L’accolade était sculptée sur une entretoise et reliait les pinacles ornant les poteaux. Ces décors d’inspiration « gothique » étaient fréquents sur les encadrements des fenêtres des maisons en pan de bois orléanaises édifiées entre la fin du XVe siècle et la première moitié du XVIe siècle. Il est par contre plus rare que ces décors s’étendent sur les pièces de bois situées entre les fenêtres, comme ici. Ce décor fut bûché à la fin du XVIIIe siècle ou au XIXe siècle.
L’arbalétrier à l’angle de la charpente de comble fut scié en pied lors du déplacement des façades en pan de bois. Il était initialement raidi par une jambe-de-force dont subsiste la mortaise d’assemblage sur sa face inférieure.

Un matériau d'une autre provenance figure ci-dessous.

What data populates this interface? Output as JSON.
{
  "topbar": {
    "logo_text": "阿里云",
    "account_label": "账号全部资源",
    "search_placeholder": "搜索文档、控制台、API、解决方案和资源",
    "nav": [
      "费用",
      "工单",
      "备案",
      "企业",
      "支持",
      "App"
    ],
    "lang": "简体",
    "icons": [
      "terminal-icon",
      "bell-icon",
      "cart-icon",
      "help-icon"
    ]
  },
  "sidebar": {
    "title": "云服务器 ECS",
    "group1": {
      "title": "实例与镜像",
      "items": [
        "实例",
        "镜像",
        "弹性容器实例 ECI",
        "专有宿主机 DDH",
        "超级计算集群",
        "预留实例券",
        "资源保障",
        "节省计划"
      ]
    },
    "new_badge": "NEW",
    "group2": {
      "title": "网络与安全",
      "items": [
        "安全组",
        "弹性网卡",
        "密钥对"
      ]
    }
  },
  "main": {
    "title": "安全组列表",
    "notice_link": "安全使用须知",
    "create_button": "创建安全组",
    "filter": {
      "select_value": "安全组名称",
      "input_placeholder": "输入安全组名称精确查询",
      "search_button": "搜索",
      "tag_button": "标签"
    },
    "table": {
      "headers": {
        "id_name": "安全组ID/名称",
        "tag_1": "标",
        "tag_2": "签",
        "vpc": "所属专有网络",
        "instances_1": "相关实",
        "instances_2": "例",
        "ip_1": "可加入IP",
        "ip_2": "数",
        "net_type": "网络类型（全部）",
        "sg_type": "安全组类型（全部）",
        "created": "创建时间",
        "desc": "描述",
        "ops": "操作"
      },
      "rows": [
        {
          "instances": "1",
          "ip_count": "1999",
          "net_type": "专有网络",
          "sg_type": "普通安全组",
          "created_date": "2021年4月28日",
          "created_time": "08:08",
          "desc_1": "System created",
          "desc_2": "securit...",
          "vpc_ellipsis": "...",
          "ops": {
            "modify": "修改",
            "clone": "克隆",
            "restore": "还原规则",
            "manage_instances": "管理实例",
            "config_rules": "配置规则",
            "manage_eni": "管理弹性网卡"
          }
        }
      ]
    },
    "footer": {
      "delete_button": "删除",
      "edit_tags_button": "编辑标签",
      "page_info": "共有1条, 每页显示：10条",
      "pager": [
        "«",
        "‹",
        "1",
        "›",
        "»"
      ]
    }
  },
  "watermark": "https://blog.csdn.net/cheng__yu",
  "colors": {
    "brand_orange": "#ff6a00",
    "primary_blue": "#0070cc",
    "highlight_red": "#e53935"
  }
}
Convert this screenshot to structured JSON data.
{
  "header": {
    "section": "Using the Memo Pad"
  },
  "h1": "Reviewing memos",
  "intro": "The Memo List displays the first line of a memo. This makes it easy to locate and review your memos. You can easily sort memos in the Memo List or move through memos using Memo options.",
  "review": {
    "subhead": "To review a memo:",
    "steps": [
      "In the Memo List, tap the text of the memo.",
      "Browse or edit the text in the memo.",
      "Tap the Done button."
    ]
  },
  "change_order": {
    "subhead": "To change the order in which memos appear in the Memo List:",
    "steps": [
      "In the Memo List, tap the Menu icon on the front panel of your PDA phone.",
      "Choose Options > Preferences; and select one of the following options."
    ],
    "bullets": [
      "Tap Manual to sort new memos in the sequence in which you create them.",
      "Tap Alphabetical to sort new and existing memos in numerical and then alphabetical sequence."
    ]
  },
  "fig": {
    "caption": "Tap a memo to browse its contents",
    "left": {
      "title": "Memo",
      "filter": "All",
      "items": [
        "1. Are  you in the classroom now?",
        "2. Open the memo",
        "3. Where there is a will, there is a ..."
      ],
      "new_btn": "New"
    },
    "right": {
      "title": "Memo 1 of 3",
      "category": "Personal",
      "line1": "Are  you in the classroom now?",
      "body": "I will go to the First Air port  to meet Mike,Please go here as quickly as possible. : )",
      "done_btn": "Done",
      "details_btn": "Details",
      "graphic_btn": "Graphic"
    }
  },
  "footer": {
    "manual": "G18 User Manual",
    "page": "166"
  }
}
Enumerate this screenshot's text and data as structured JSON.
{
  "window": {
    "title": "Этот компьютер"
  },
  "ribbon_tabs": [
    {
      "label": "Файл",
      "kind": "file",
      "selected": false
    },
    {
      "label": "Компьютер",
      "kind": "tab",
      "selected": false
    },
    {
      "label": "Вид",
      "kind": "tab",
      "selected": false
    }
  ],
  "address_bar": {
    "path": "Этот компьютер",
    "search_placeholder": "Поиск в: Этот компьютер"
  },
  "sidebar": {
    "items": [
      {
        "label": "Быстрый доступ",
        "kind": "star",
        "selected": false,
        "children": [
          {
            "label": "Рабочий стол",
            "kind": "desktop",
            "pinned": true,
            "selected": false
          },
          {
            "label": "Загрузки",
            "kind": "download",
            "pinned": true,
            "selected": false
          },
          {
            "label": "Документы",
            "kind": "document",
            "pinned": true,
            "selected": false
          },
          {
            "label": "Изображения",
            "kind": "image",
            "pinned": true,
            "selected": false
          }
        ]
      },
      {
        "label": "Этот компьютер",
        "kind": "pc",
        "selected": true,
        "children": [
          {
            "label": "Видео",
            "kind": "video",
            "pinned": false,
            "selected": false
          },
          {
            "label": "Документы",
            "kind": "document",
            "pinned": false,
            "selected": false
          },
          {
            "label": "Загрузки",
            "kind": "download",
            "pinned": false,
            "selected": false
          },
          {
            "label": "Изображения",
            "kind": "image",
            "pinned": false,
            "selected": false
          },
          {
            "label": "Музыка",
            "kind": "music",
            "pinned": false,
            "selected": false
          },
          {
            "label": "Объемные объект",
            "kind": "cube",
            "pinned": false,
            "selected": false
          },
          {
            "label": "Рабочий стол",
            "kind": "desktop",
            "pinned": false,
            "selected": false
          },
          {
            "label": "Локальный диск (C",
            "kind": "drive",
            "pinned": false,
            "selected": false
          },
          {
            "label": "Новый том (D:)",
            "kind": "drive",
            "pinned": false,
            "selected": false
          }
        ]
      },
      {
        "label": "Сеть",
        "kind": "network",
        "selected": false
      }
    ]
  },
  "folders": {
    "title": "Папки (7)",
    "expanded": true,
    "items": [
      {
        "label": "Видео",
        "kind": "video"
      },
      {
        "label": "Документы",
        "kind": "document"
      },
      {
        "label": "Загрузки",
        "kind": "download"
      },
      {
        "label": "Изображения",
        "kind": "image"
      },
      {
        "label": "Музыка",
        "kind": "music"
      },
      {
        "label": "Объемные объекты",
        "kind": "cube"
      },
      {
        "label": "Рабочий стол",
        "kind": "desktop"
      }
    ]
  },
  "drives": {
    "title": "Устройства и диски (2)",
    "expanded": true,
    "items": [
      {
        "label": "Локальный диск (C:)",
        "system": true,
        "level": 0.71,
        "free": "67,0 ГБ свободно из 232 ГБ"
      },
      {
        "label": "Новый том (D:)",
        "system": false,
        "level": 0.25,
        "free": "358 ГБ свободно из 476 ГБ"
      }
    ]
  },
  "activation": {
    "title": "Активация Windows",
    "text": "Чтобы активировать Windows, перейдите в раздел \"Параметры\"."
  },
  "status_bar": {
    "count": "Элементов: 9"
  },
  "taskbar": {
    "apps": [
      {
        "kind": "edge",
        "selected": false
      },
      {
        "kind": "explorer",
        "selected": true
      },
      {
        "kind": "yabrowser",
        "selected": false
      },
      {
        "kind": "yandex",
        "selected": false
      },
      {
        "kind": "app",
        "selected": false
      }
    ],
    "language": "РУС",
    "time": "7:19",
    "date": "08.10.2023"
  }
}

Cette façade en pan de bois à grille repose sur un mur bahut en maçonnerie derrière lequel se trouve un cellier semi-excavé, couvert d’un plafond. L’ossature du pan de bois se compose d’un poteau de fond où s’assemblent les sablières ainsi les poutres des plafonds des niveaux intérieurs. Le rez-de-chaussée, légèrement surélevé, et l’étage étaient éclairés par deux fenêtres, tandis qu’au nord une porte donnait accès au petit corps de bâtiment détruit vers 1980. C’est probablement à la fin du XVIIIe siècle ou au début du XIXe siècle que fut peinte sur la façade une enseigne commerciale : "Atelier de peinture". Ce bâtiment a été rehaussé au XIXe siècle.
Il s’agit de l’un des rares endroits de la façade où le hourdis de la construction du bâtiment était conservé. Les briques sont liées par des joints de mortier de chaux. Ces derniers devaient être initialement saillants.
En façade sur cour, les pièces de bois de la tourelle d’escalier ont reçu plusieurs traitements colorés successifs à partir du XVIIIe siècle. On distingue ici les vestiges d’une couche de pigment ocre-jaune recouverte par une autre de couleur rouge-orangé.
L’enduit était délimité aux angles par des aplats de peinture blanche imitant des chaînages de pierre de taille. Cet enduit sera retiré lors de la restauration de la fin des années 1970, mettant au jour l’ossature en pan de bois.